Insider Reports Reveal Plans For Reinventing Wolverine in the MCU
Ever since the Fox/Disney merger placed mutantkind in Kevin Feige’s hands, fans have been anxious to see how the X-Men will join the Marvel Cinematic Universe. Of the mutants who offer up the most hype, Wolverine is at the top of the list. However, because Wolverine played such a significant role in the Fox franchise, his MCU illustration requires finesse.
Disney must avoid replicating Fox’s original arc and characterization. If Marvel Studios relies too heavily on the already-introduced narrative, the story will feel mimetic. However, stray too far from the character fans know and love, and Weapon X will feel non-canonical — like a new character boasting the same name for arousal purposes.
Recent reports from Mikey Sutton of Geekosity: All Things Pop Culture reveal how Marvel Studios plans to address this debacle. With scripts still unwritten, the information remains largely ideational, so details can change before the character comes to the silver screen once more. However, let’s dive into the information available.

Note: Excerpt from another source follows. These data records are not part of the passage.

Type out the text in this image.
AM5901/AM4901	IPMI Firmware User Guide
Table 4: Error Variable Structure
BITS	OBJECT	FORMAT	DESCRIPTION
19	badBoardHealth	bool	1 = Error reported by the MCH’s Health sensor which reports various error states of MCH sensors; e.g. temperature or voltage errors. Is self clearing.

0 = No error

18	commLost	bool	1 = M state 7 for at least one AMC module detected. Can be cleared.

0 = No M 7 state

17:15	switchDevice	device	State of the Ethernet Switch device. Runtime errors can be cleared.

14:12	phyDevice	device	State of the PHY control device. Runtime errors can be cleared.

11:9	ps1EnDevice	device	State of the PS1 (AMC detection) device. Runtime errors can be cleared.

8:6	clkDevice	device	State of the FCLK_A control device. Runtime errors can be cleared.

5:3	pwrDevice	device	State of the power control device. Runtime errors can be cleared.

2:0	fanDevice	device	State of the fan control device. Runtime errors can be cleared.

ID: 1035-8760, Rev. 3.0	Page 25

Wolverine will not be so quick to join the ‘X-Men’ in the MCU
Weapon X is tortured before joining the X-Men. He is experimented upon like a lab rat — treated like a beast and relegated to an inhuman and amoral extent — a facet the MCU plans to drive home a bit more, according to Sutton. Let’s just say Wolverine’s tendency for self-preservation and his issues with trust will surface in a physically confrontational way. Sutton noted:
The primary goal is to make the characters fresh again after decades of usage from Fox; however, at the same time Marvel Studios believes in honoring their comics roots. So, yes, Wolverine will have his Weapon X history intact. But he is not a team player, and he will not join the X-Men in the first movie as currently being discussed. However, that won’t stop Professor X from trying, as he busts Logan out of Department K and launches an assault against Omega Flight, including Diamond Lil and Wild Child. Unfortunately, the newly liberated Weapon X isn’t the grateful sort; fearful and suspicious of his rescuers, he attacks Professor X, Storm, Cyclops, and Havoc.
Geekosity: All Things Pop Culture
When Fox first created Wolverine, he quickly became a team player…just a resilient one at that. This time around, his story may be a bit more in line with the character’s comic book trajectory; the fact that a bunch of scientists turned him into a beast — a “feral creature” as Sutton describes — who acts quickly and hurts without thinking will not be forgotten or dismissed. Or, simply utilized only when necessary as a plot point.
Rather, such qualities will be typifying, and his character will grow to become a Wolverine more recognizable from previous iterations with time. Wolverine is not simply a man with quick-tongued, a knack for putting himself first, and a tendency to smoke cigars. He begins as a broken and defeated mutant who is turned into a beast — whose ability for judgment and high-level thinking has been damaged. Fans will receive a source-accurate Wolverine, just not the one Fox presented.